Hulusi Üstün’ün Ardından 5 – Dünyadan Çekilivermek
“Hocam Face’den de olsa dostluğunuz bana onur verdi, kandil hediyesi oldu. Hoş geldiniz, keşke bir fincan kahve ikram edebilseydim size de, siz konuşsaydınız ben dinleseydim (…).12.01.2014 23:00
Neredeyse tam 10 yıl önce gönderdiğim arkadaşlık isteğime verdiği yukarıdaki şu nazik yanıtı ile tanıdım Hulusi Üstün’ü. Aslında Kafkas dergilerinde ve sitelerinde ismine yazar olarak rastladığım bir isimdi ve yazılarındaki üslub ve kelime hazinesinin zenginliği 60’ların üzerinde görmüş-geçirmiş bir “Kafkas Aksakalı” izlenimi vermişti bana: Facebook’taki mesajları dâhil her yazdığı metin sağlam bir muhakeme ve analitik düşünce imbiğinden geçmiş değerli yazılardı. Facebook’taki her yazısının başında 882, 993 gibi rakamlarla başlaması bana, Facebook mesajlarını da tasnif etme düşüncesine sahip olduğunu düşündürmüştü. (Facebook paylaşımlarımı ciddiye alan nadir kullanıcılardan birisi idi. Kısa yazma zorunluluğu yüzünden Twitter hesabı açmadığını da kaydetmişti.)
Hemen her sosyal medya paylaşımımla ilgili bir notu varsa mutlak iletirdi. Profesyonel işi olan avukatlık mesleğinin son zamanlarda maruz kaldığı irtifa kaybında tutun, kültür-sanat dünyamızdaki çoraklaşmaya değin her yazısı derinlikli göndermelerle dolu birer makale özeti gibi idi. Daha sonra kitapları ile tanışma fırsatı buldum ve gördüm ki sağlam bir üslup sahibi olgun bir yazar vardı: Hulusi Üstün imzalı kitaplarda…

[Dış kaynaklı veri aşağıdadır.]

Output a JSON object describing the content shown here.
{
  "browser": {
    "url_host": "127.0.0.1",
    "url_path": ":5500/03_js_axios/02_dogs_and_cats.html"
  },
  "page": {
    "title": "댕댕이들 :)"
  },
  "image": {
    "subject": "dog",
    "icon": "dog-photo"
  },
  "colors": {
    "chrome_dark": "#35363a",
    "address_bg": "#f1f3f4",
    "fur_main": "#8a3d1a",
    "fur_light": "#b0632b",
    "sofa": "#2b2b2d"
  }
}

Kafkasya ile ilgili her soruda ve sorunda istişare ettiğim bir dost olarak İmam Şamil’in oğlu Cemaleddin hakkındaki Amanat (Emanet) adlı Rus filmi gibi, iyi değerlendirilmesi gereken konularda değerlendirmesini mutlaka öğrenmek isterdim ve uzun uzun yazar ve olmazsa telefon ile görüşlerini paylaşırdı. Suriyeli sığınmacılar arasındaki Çerkes kökenli insanların durumundan Kafkasya’da etnik çatışmaları körükleyen Rus etkisine kadar geniş bir yelpazede sürerdi konuşmalarımız. Kabile taassubunu aştığını gösteren yazılarından birisi Kafkasya’nın Türkçe konuşan halklarından –benim de mensubu olduğum- Karaçay Malkar Türkleri hakkındaki yazısı bunun somut bir örneğidir. “Nice Ölüm-Yitim Gördüm Ben, Yedi Gündür Söyler Dilim Lâl Oldu” başlıklı yazısı, ülkesinin acısı ile dertlenen hassas bir yüreği yansıtan, 2023 yılı başındaki Hatay-Kahraman Maraş merkezli deprem hakkındaki en dokunaklı yazılardan birisi olarak- artık arşivlerde kaldı.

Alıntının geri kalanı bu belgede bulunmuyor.